La République des Lettres



France Soir

France Soir

La cession de France Soir est confirmée en faveur de Jean-Pierre Brunois.

Depuis le réquisitoire du 12 mai de l'Avocat général Catherine Champrenault, peu de personnes se faisaient encore d'illusions sur la décision qui allait être rendue par la Chambre commerciale de la Cour d'appel de Douai sur le cas de France Soir. Le Parquet avait en effet estimé que les trois recours en nullité formés par le Comité d'entreprise de France Soir, la société éditrice Press Alliance et le groupe Moscow News d'Arcadi Gaydamak, devaient être rejetés. C'est fait.

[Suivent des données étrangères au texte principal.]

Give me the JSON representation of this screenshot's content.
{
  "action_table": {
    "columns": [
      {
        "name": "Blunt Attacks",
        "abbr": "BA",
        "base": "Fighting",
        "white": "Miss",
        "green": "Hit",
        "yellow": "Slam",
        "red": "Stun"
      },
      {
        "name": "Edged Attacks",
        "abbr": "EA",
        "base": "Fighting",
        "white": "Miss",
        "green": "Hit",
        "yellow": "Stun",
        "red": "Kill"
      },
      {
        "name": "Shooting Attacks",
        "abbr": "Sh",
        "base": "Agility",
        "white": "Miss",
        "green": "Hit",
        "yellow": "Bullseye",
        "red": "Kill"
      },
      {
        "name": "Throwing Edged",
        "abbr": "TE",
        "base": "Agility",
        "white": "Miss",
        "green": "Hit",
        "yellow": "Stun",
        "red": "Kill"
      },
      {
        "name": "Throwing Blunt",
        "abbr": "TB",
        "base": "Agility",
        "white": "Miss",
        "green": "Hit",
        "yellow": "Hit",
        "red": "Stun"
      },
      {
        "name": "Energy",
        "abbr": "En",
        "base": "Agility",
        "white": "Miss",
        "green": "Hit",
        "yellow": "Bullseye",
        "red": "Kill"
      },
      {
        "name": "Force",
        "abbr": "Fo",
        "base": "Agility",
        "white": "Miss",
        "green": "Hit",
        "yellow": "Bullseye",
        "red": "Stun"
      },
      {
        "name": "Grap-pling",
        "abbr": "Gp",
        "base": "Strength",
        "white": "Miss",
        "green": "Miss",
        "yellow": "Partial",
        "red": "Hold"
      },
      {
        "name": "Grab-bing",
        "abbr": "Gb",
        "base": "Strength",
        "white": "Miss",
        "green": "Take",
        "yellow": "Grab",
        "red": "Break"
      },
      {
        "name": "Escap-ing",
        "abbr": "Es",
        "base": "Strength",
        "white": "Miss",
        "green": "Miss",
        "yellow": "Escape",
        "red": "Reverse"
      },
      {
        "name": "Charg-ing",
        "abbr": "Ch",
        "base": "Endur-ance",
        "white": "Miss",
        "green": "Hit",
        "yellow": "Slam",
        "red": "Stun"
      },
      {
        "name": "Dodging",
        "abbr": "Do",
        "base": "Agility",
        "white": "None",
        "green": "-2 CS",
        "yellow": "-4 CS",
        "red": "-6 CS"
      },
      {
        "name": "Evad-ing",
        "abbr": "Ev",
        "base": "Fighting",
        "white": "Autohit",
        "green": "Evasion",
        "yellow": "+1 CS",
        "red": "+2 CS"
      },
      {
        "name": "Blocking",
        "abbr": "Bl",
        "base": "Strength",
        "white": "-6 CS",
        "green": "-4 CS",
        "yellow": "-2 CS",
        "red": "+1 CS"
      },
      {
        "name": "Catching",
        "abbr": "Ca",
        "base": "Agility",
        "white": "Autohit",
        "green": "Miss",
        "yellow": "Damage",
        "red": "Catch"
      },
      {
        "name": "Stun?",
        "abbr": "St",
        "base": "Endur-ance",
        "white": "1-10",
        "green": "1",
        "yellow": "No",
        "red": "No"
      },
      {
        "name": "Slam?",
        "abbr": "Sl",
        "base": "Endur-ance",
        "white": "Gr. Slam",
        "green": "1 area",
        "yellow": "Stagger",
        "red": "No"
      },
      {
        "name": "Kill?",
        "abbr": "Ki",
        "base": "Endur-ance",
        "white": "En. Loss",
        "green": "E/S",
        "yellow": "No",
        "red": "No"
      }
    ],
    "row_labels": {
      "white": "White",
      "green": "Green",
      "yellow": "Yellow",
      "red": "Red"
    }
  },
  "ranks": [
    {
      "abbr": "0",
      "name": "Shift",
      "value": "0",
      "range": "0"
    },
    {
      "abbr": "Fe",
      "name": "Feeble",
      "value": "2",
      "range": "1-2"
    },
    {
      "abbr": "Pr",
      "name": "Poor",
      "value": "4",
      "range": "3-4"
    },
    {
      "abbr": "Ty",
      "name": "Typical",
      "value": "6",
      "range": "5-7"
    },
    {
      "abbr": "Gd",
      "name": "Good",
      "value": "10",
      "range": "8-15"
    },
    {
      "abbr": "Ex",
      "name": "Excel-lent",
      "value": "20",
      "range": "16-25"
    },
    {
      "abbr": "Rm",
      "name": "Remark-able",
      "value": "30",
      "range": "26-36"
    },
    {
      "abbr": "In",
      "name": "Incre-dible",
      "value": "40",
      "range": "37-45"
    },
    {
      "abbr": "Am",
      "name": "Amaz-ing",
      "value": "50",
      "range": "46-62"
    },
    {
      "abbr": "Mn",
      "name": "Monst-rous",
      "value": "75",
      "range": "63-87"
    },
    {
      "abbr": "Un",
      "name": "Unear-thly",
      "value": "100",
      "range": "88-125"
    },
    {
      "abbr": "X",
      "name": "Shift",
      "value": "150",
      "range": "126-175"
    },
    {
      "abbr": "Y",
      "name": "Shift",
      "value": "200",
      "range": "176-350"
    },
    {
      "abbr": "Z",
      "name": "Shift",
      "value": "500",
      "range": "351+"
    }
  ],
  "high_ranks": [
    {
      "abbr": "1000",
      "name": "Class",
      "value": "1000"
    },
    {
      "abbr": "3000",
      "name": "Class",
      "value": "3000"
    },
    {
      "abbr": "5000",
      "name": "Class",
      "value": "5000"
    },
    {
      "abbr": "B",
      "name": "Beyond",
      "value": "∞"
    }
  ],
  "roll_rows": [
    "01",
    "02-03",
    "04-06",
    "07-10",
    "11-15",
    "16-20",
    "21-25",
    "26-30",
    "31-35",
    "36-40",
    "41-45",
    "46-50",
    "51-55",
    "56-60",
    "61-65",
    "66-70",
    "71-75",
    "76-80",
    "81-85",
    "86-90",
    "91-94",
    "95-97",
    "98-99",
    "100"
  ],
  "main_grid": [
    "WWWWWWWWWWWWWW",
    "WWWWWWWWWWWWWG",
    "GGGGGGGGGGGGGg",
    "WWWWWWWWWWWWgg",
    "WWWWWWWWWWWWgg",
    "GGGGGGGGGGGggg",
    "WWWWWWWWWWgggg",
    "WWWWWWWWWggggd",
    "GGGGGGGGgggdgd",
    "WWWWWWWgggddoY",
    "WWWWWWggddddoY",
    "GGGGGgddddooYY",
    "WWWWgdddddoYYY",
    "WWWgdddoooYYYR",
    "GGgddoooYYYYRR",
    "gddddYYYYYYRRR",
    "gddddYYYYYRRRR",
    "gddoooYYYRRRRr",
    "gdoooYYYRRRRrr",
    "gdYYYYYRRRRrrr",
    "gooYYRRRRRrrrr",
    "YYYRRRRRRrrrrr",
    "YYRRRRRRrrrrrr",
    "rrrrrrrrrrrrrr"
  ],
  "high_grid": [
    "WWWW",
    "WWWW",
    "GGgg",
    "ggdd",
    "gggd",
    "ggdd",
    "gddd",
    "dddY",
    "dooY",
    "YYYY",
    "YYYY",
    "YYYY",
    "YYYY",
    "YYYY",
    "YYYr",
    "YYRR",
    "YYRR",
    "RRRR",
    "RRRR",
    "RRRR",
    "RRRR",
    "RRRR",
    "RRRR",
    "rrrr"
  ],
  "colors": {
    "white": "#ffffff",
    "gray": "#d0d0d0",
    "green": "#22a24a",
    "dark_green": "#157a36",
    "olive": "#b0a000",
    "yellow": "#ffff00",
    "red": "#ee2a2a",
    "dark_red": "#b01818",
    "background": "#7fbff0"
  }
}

Le tribunal a rejeté les appels et a donc confirmé comme repreneur de France Soir la société VME Patrimoine du promoteur immobilier Jean-Pierre Brunois, associé au journaliste Olivier Rey.

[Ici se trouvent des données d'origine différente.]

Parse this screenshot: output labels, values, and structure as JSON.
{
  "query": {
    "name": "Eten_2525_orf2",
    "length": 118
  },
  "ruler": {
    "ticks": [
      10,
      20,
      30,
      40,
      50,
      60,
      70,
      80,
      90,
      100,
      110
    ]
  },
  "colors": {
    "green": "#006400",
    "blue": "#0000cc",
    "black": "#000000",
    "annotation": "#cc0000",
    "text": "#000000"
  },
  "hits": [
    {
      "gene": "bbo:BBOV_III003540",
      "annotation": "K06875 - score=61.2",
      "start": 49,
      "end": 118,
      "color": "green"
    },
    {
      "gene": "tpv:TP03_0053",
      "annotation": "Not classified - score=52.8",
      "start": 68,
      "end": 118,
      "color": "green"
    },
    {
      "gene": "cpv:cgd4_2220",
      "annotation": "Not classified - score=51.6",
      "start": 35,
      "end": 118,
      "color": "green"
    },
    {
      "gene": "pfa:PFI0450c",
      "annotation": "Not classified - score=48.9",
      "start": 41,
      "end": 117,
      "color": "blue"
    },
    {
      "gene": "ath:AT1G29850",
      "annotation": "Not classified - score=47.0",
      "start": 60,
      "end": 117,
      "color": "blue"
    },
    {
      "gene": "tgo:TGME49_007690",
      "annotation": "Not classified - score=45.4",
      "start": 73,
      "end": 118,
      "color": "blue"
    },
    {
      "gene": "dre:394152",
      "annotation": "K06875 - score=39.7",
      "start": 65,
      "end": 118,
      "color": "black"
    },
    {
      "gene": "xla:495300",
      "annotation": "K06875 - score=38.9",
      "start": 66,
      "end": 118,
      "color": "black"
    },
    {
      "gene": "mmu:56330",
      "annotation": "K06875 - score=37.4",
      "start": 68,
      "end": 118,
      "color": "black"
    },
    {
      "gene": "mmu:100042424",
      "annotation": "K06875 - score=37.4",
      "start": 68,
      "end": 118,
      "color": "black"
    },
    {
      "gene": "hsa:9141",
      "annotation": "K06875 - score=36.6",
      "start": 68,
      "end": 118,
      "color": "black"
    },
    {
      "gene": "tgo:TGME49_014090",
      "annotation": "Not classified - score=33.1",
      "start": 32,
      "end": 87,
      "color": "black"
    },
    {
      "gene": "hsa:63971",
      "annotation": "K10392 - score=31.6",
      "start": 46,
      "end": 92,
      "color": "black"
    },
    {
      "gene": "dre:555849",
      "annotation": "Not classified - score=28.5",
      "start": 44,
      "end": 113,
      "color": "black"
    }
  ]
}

Comme prévu également, une partie des salariés, en grève depuis le 12 avril et qui souhaitait se vendre à un mafieux israélo-russe incapable de présenter la moindre garantie financière et en délicatesse avec le fisc et la justice française, ne va sans doute pas se retenir maintenant d'achever son journal agonisant, aboutissement programmé de la logique suicidaire dont elle a fait preuve depuis le début de l'affaire. Il est en effet peu probable que les nouveaux repreneurs, qui présentent pourtant un plan réaliste même si celui-ci est douloureux -- seulement 51 salariés conservés sur 112 pour faire un tabloïd inspiré des journaux populaires d'outre-manche -- étant donné leurs moyens (5 millions d'euros), puissent réellement faire face aux dures réalités de la gestion d'un tel titre à relever entièrement dans le contexte du marché actuel de la presse, d'autant qu'ils auront probablement aussi à faire face à la guerre de tranchées qui va maintenant leur être déclarée par les 61 licenciés et leurs amis: grèves, plaintes aux prud'hommes, entraves matérielles, financières et mondaines diverses, etc... Il n'est même pas sûr que le journal puisse encore compter sur l'aide de l'Etat apportée aux quotidiens à faibles ressources publicitaires.

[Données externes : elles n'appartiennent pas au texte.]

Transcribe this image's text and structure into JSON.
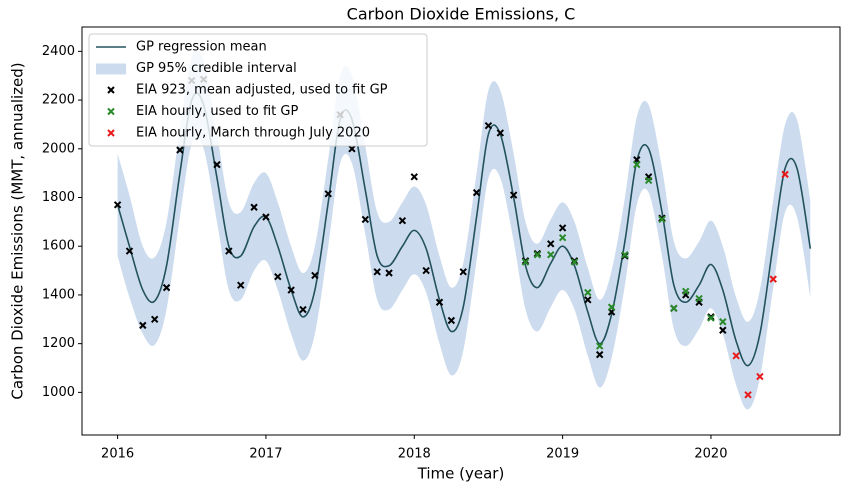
{
  "chart_data": {
    "type": "line",
    "title": "Carbon Dioxide Emissions, C",
    "x_label": "Time (year)",
    "y_label": "Carbon Dioxide Emissions (MMT, annualized)",
    "xlim": [
      2015.76,
      2020.87
    ],
    "ylim": [
      825,
      2500
    ],
    "xticks": [
      2016,
      2017,
      2018,
      2019,
      2020
    ],
    "yticks": [
      1000,
      1200,
      1400,
      1600,
      1800,
      2000,
      2200,
      2400
    ],
    "legend": "upper left",
    "x": [
      2016,
      2016.08,
      2016.17,
      2016.25,
      2016.33,
      2016.42,
      2016.5,
      2016.58,
      2016.67,
      2016.75,
      2016.83,
      2016.92,
      2017,
      2017.08,
      2017.17,
      2017.25,
      2017.33,
      2017.42,
      2017.5,
      2017.58,
      2017.67,
      2017.75,
      2017.83,
      2017.92,
      2018,
      2018.08,
      2018.17,
      2018.25,
      2018.33,
      2018.42,
      2018.5,
      2018.58,
      2018.67,
      2018.75,
      2018.83,
      2018.92,
      2019,
      2019.08,
      2019.17,
      2019.25,
      2019.33,
      2019.42,
      2019.5,
      2019.58,
      2019.67,
      2019.75,
      2019.83,
      2019.92,
      2020,
      2020.08,
      2020.17,
      2020.25,
      2020.33,
      2020.42,
      2020.5,
      2020.58,
      2020.67
    ],
    "series": [
      {
        "name": "GP regression mean",
        "color": "#23525e",
        "values": [
          1770,
          1600,
          1420,
          1375,
          1520,
          1900,
          2200,
          2180,
          1880,
          1600,
          1560,
          1680,
          1720,
          1600,
          1420,
          1310,
          1420,
          1780,
          2120,
          2120,
          1830,
          1560,
          1520,
          1600,
          1665,
          1590,
          1380,
          1250,
          1350,
          1720,
          2060,
          2060,
          1800,
          1520,
          1430,
          1530,
          1600,
          1520,
          1330,
          1200,
          1320,
          1620,
          1950,
          2000,
          1740,
          1440,
          1370,
          1440,
          1525,
          1420,
          1210,
          1110,
          1240,
          1610,
          1920,
          1920,
          1590
        ]
      },
      {
        "name": "GP 95% credible interval",
        "color": "#ccdcee",
        "upper": [
          1980,
          1810,
          1600,
          1555,
          1700,
          2080,
          2380,
          2360,
          2060,
          1780,
          1740,
          1860,
          1900,
          1780,
          1600,
          1490,
          1600,
          1960,
          2300,
          2300,
          2010,
          1740,
          1700,
          1780,
          1845,
          1770,
          1560,
          1430,
          1530,
          1900,
          2240,
          2240,
          1980,
          1700,
          1610,
          1710,
          1780,
          1700,
          1510,
          1380,
          1500,
          1800,
          2130,
          2180,
          1920,
          1620,
          1550,
          1620,
          1705,
          1600,
          1390,
          1290,
          1420,
          1790,
          2100,
          2120,
          1790
        ],
        "lower": [
          1560,
          1390,
          1240,
          1195,
          1340,
          1720,
          2020,
          2000,
          1700,
          1420,
          1380,
          1500,
          1540,
          1420,
          1240,
          1130,
          1240,
          1600,
          1940,
          1940,
          1650,
          1380,
          1340,
          1420,
          1485,
          1410,
          1200,
          1070,
          1170,
          1540,
          1880,
          1880,
          1620,
          1340,
          1250,
          1350,
          1420,
          1340,
          1150,
          1020,
          1140,
          1440,
          1770,
          1820,
          1560,
          1260,
          1190,
          1260,
          1345,
          1240,
          1030,
          930,
          1060,
          1430,
          1740,
          1720,
          1390
        ]
      },
      {
        "name": "EIA 923, mean adjusted, used to fit GP",
        "color": "#000000",
        "x": [
          2016,
          2016.08,
          2016.17,
          2016.25,
          2016.33,
          2016.42,
          2016.5,
          2016.58,
          2016.67,
          2016.75,
          2016.83,
          2016.92,
          2017,
          2017.08,
          2017.17,
          2017.25,
          2017.33,
          2017.42,
          2017.5,
          2017.58,
          2017.67,
          2017.75,
          2017.83,
          2017.92,
          2018,
          2018.08,
          2018.17,
          2018.25,
          2018.33,
          2018.42,
          2018.5,
          2018.58,
          2018.67,
          2018.75,
          2018.83,
          2018.92,
          2019,
          2019.08,
          2019.17,
          2019.25,
          2019.33,
          2019.42,
          2019.5,
          2019.58,
          2019.67,
          2019.75,
          2019.83,
          2019.92,
          2020,
          2020.08
        ],
        "values": [
          1770,
          1580,
          1275,
          1300,
          1430,
          1995,
          2280,
          2285,
          1935,
          1580,
          1440,
          1760,
          1720,
          1475,
          1420,
          1340,
          1480,
          1815,
          2140,
          2000,
          1710,
          1495,
          1490,
          1705,
          1885,
          1500,
          1370,
          1295,
          1495,
          1820,
          2095,
          2065,
          1810,
          1540,
          1570,
          1610,
          1675,
          1540,
          1380,
          1155,
          1330,
          1560,
          1955,
          1885,
          1715,
          1345,
          1400,
          1370,
          1310,
          1255
        ]
      },
      {
        "name": "EIA hourly, used to fit GP",
        "color": "#2a8a2a",
        "x": [
          2018.75,
          2018.83,
          2018.92,
          2019,
          2019.08,
          2019.17,
          2019.25,
          2019.33,
          2019.42,
          2019.5,
          2019.58,
          2019.67,
          2019.75,
          2019.83,
          2019.92,
          2020,
          2020.08
        ],
        "values": [
          1535,
          1565,
          1565,
          1635,
          1535,
          1410,
          1190,
          1350,
          1565,
          1935,
          1870,
          1710,
          1345,
          1415,
          1385,
          1305,
          1290
        ]
      },
      {
        "name": "EIA hourly, March through July 2020",
        "color": "#e8191a",
        "x": [
          2020.17,
          2020.25,
          2020.33,
          2020.42,
          2020.5
        ],
        "values": [
          1150,
          990,
          1065,
          1465,
          1895
        ]
      }
    ]
  }
}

La France peut donc tourner la page de son ex-grand quotidien populaire. France Soir est mort. Et, s'il est toujours triste de dire adieu à un titre de presse, nous nous permettrons de rajouter: Bon débarras ! Bon débarras, car il n'a échappé à personne, même aux quelques people rassemblés par les ex-salariés fossoyeurs pour défendre leur cause, que le France Soir qui était publié ces dernières années n'avait plus rien à voir avec celui de son fondateur, Pierre Lazareff, dont ils ne cessaient abusivement d'invoquer la mémoire. France Soir, pour nombre de français qui d'ailleurs avaient cessé de le lire, n'était plus qu'un vulgaire torchon bien peu digne d'être encore appelé journal, et les fameuses pages "Politique" et "Culture", que Brunois et Rey veulent supprimer dans leur projet éditorial et qui sont si angéliquement mises en avant par les grévistes, ne méritent bien en réalité que de passer aux oubliettes.
France Soir est mort depuis longtemps. Souhaitons que ses fossoyeurs -- journalistes conservés, licenciés et nouveaux propriétaires -- cessent de le souiller et finissent de l'enterrer maintenant avec un peu plus de décence.